The test sequence involves:
  • a 30-foot free fall onto an unyielding surface, which would be equivalent to the cask being struck by a train traveling 60 miles per hour
  • a puncture test allowing the container to fall 40 inches onto a steel rod 8 inches long and 6 inches in diameter
  • a 30-minute exposure to fire at 1,475 degrees Fahrenheit that engulfs the entire container
  • submerging the same container under 3 feet of water.

Separate, undamaged containers are also subjected to immersion in 50 feet of water.

Furthermore, casks must survive greater than 600 feet of water pressure for one hour without collapse, buckling or inleakage of water.

In addition to the tests required for NRC certification, engineers and scientists at Sandia National Laboratories in New Mexico conducted a wide range of tests on used nuclear fuel transportation containers in the 1970s and 1980s. These tests included:
  • running a flatbed tractor-trailer carrying a container into a concrete wall at 84 miles per hour
  • placing a container on a rail car and driving it into a concrete wall at 81 miles per hour
  • placing a container on a tractor-trailer and broad-siding it by a train traveling at 80 miles per hour.

In all cases, post-crash assessments showed that the containers, although slightly dented and charred, would not have released their contents.

The NRC also conducted a study in 1987 to evaluate further the ability of used fuel transport containers to withstand real accidents. Using data from severe accidents of all kinds, the NRC concluded that transport containers designed to NRC requirements would withstand actual accidents.

Other Sandia tests evaluated a terrorist attack, subjecting a container to a device 30 times more powerful than a typical anti-tank weapon. The test resulted in a quarter-inch-diameter hole through the primary containment wall.

The NRC estimates that such a hole would have resulted in the release of less than 10 grams—about one-third of an ounce—of used fuel.

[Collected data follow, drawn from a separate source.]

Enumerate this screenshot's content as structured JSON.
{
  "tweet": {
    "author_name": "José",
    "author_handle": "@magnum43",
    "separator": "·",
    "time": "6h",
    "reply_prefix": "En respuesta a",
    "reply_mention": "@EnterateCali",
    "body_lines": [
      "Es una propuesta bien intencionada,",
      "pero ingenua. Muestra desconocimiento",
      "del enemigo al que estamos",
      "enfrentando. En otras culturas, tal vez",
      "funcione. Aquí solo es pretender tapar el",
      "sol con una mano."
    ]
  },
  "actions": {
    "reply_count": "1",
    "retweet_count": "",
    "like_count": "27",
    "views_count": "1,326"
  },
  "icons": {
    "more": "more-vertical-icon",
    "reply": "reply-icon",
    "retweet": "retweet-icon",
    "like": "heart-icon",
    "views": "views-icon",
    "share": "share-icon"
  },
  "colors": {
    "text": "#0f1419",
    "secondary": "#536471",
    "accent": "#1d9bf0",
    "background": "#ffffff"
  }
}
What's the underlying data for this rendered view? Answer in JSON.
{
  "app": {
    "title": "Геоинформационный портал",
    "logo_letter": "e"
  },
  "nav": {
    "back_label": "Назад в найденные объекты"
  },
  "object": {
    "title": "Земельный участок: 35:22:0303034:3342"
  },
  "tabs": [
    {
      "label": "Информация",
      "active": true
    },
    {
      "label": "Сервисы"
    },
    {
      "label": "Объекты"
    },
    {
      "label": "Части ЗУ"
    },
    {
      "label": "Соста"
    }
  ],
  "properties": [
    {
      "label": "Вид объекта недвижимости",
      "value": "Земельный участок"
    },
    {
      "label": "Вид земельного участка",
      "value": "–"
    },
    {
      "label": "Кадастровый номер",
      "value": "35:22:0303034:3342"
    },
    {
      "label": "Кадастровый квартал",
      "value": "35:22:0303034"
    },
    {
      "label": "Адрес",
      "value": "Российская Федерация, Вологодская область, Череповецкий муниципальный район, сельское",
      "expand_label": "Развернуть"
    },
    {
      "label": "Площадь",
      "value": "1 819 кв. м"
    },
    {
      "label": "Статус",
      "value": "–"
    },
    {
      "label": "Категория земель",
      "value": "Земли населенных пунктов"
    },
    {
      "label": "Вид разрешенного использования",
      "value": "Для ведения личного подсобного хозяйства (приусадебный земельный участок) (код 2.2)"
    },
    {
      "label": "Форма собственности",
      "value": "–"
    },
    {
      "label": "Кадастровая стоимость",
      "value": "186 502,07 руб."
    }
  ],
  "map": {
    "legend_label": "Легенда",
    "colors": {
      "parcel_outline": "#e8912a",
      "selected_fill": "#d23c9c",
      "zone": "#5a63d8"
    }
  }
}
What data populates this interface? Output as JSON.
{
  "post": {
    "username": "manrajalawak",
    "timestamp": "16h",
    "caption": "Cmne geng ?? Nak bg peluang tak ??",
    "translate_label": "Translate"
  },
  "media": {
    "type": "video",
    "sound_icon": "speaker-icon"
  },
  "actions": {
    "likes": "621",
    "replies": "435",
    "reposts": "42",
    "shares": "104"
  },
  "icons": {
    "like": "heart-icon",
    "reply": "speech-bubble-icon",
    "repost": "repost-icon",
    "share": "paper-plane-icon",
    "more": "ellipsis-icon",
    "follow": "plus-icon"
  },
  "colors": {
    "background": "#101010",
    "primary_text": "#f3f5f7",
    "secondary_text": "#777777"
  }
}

In combination with actual testing, transportation container manufacturers use computer programs and scale models to evaluate the containers’ protective capabilities and verify—with a substantial margin of safety—that the containers meet NRC and international requirements. For example, drop testing of full-scale and partial-scale transportation containers in Germany and Japan have validated previous simulations.

NRC regulations also require the establishment of a security plan to ship used nuclear fuel safely to the used fuel repository at Yucca Mountain, Nev., and implementation of this plan before shipments begin. The shipper will track and monitor these shipments carefully over the entire route. The agency must review and approve in advance the plan and procedures to protect against radiological sabotage or theft.